An IEEE Spectrum feature explains why traditional copper cables are reaching their limits in high-performance computing and data centers, and why technologies such as radio-frequency over fiber are emerging as promising alternatives. Data centers are pushing massive amounts of information between GPUs and servers to train advanced AI models or handle complex workloads. Copper cables work well over short distances, but at terabit-per-second scales they suffer from signal loss, require thicker conductors and more power, and can’t easily span longer distances without fancy electronics at each end. This physical limit, often called the “copper cliff,” comes from effects like skin effect, where high-frequency currents crowd into thin outer layers of the wire, increasing resistance and energy loss.

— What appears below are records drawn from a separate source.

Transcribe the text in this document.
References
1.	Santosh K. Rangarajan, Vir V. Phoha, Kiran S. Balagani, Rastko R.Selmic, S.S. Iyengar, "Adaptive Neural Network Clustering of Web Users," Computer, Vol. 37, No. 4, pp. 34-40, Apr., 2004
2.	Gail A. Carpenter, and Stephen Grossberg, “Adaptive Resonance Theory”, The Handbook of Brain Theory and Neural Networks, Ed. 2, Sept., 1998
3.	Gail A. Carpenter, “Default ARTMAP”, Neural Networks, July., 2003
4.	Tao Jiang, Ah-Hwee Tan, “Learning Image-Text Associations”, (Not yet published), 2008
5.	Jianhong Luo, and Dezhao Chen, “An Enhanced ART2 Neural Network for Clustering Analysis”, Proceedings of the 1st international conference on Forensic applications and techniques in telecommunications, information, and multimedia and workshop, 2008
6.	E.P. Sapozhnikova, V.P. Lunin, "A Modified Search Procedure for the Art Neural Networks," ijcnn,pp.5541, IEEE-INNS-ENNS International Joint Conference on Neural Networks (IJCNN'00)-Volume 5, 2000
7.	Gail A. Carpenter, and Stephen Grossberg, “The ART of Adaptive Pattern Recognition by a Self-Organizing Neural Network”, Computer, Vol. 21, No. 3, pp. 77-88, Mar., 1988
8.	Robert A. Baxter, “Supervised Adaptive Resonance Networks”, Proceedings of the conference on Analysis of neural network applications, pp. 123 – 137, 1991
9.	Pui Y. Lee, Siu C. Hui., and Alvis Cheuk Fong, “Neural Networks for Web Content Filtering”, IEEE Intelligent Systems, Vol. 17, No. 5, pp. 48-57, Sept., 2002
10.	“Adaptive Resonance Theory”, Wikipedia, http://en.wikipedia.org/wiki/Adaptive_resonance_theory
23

The article highlights startups such as Point2 Technology and AttoTude that are building cables and connection systems using radio waves carried over optical fibers. Optical fiber has long been used for long-haul communication because it transmits light with very low loss. But these new systems take traditional radio frequencies, convert them into light, and send them through fiber, combining the low-loss reach of optics with the simplicity and power efficiency of radio transmission. Early prototypes already promise distances up to 10–20 meters or more with much lower power draw and cost compared with optical systems, and far greater reach than copper in tough, dense server racks.
In practice, RF-over-fiber lies between copper and pure optic links. At each end of the fiber, a transceiver converts electrical data into modulated light and back again. This can replace some copper connections entirely, bringing longer reach without the complexity and expense of full photonic links.
Such technology matters not only for data centers but for wireless networks and advanced communications infrastructure. In telecommunications, RF over fiber systems are already used to distribute radio signals in 5G networks, satellite communications, and distributed antenna systems because they maintain signal integrity over long distances with minimal interference.
Engineers see this as a key part of future high-speed networking where copper can no longer keep up with bandwidth demands, offering a blend of performance, efficiency, and flexibility as systems scale to terabit-level operations.